[Puisqu'il faut bien que je le fasse, je m'y mets. Je ne garantis
rien quant à la qualité de mon expression et de mon
orthographe parce que je commence à sombrer dans le sommeil.]
J'ai quitté mon pluvieux fief un froid matin de juillet. Le
départ pour le Var avait été avancé et
j'ai dû couper court à mes travaux sur les
marins-pêcheurs. Je comptais bien me concentrer sur le sujet
une fois au pays des criquets, cigales et autres grillons, mais
malheureusement, la réalité fut tout autre.
Je commençai mon séjour par une journée diminuée
de moitié puisque l'on me laissa dans les bras de Morphée
jusqu'à ce que Phébus fut à mi-parcours. Ma foi,
j'ai bien tenté de travailler un peu sur les salariés
de Neptune, mais la Distraction emporta une victoire facile et je me
laissai entraîner dans les méandres d'une fiction en
anglais, que je tenais à terminer avant de lire le fameux tome
Sept.
Les jours suivants furent marqués par ma trop faible
résistance: je m'inclinai devant le comte de la Paresse et
passait une grande partie de l'après-midi au royaume du
Sommeil, parmi les songes colorés. La chaleur extérieure
m'était insupportable, c'est pourquoi Somnus aux lourdes
paupières me donnait rendez-vous dans la fraîcheur des
murs. Je m'éveillais rarement avant l'heure de la collation,
que j'évitais allègrement pour aller rafraîchir
mon corps engourdi dans l'eau limpide de la piscine.
Au bout de quelques jours, j'eus enfin achevé la lecture de
cette fameuse fiction. J'étais fin prête pour LA lecture
du mois. Religieusement, j'ouvris la première page du livre,
non sans avoir lu la quatrième de couverture et scruté
l'illustration pendant de longues minutes. J'eus une pensée
pour Marcel, sans qui cette lecture m'eût été
impossible. Et j'entamai ma lecture. Oh rassurez-vous, je n'en
soufflerai mot! Tout d'abord, j'eus du mal à entrer dans
l'histoire, ma compréhension buttant sur de nombreux mots dont
le sens m'était obscur. Puis peu à peu, j'avançai
de plus en plus vite. Un soir, je m'étais exilée pour
ne point déranger ma soeur: lorsque je vis le jour poindre au
travers des volets, j'ai abandonné ma lecture. Si l'on voulait
me réveiller, mieux valait que je sois dans mon lit!

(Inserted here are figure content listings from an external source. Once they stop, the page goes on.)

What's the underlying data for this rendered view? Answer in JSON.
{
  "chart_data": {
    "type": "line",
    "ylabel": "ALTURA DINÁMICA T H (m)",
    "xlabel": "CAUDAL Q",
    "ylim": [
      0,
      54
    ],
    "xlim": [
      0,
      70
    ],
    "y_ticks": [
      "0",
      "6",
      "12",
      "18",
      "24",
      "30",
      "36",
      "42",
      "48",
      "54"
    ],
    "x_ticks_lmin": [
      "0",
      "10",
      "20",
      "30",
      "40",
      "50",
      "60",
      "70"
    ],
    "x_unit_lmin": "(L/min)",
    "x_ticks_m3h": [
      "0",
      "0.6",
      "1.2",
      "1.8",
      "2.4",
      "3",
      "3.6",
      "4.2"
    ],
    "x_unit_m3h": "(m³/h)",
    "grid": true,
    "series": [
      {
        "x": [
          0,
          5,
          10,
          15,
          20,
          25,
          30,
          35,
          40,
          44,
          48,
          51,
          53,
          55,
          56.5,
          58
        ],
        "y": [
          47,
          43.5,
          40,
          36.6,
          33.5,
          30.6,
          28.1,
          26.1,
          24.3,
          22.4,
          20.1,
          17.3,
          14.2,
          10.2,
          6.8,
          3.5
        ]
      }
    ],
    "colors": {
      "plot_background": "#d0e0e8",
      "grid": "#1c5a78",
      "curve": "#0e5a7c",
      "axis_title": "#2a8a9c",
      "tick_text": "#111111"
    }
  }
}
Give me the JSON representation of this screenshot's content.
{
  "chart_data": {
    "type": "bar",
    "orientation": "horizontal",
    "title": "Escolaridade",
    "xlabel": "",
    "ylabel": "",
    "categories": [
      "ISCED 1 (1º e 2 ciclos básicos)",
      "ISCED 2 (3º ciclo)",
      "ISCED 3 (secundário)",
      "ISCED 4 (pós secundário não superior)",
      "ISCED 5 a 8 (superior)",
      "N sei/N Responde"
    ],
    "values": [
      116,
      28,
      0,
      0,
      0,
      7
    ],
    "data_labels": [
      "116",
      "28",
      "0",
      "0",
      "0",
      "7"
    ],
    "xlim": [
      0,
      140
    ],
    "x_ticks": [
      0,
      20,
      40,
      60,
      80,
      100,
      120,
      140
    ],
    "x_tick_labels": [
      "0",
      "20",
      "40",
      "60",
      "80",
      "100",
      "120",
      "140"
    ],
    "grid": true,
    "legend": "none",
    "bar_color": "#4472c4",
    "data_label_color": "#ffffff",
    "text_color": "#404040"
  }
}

Pourquoi vous raconter tous ces insignes détails? Parce que ce
soir, j'écris sans difficulté: les mots coulent dans
mes doigts. De plus, ce récit vous montre à quel point
la première partie de mes vacances fut longue, à quel
point nous étions inoccupées. Dans cette région,
il n'y a personne. Pourtant, il y a de plus en plus de monde. C'est
paradoxal. Dans le quartier, les maisons se multiplient, mais on n'a
de relations qu'avec deux ou trois voisins. Le village est à
un quart d'heure en voiture et il faut y être dès que
l'Aurore montre ses doigts de rose si l'on veut s'y garer. Oh certes,
l'oisiveté me sied tout à fait, mais j'en profiterais
davantage s'il n'y avait sans arrêt cette crainte sous-jacente,
cette tension irrépressible qui règne chez ma
grand-mère...
La seule activité qui éveilla mon intérêt
fut la soirée au restaurant. Soirée qui me rappela
toutes celles où mon grand-père était encore là.
Après le dîner, nous allâmes sur la place de
l'église où se tenait le bal musette... quand je pense
que j'y ai dansé! Je n'étais pas plus haute que trois
pommes, mais déjà le paternel ne venait plus en
vacances dans le sud. Nous emmenions la voisine. C'est dans ce genre
d'endroit que l'on se rend compte que le temps passe. La voisine a
drôlement vieilli: physiquement elle ne change pas, mais on se
rend compte qu'elle a plus de quatre-vingts ans quand elle nous
raconte ses histoires! Et il en va de même pour les rares
connaissances que nous avons là-bas. La petite fille avec
laquelle nous pataugions dans la piscine est maintenant une
parisienne pure et dure qui rentre en seconde dans un lycée
privé... m'enfin!
Je vais cesser mes élucubrations ici parce que je sens que
vous vous endormez chers amis! Je m'excuse pour l'emphase ridicule de
mon ton dans cet article, mais de même que les petits chefs ont
de grands ego et une ambition sans égal, de même les
faits sans importance revêtent l'habit de l'éloquence
cicéronienne. Quant aux figures mythologiques, elles sont ici
parce que je les aime, non pour le style.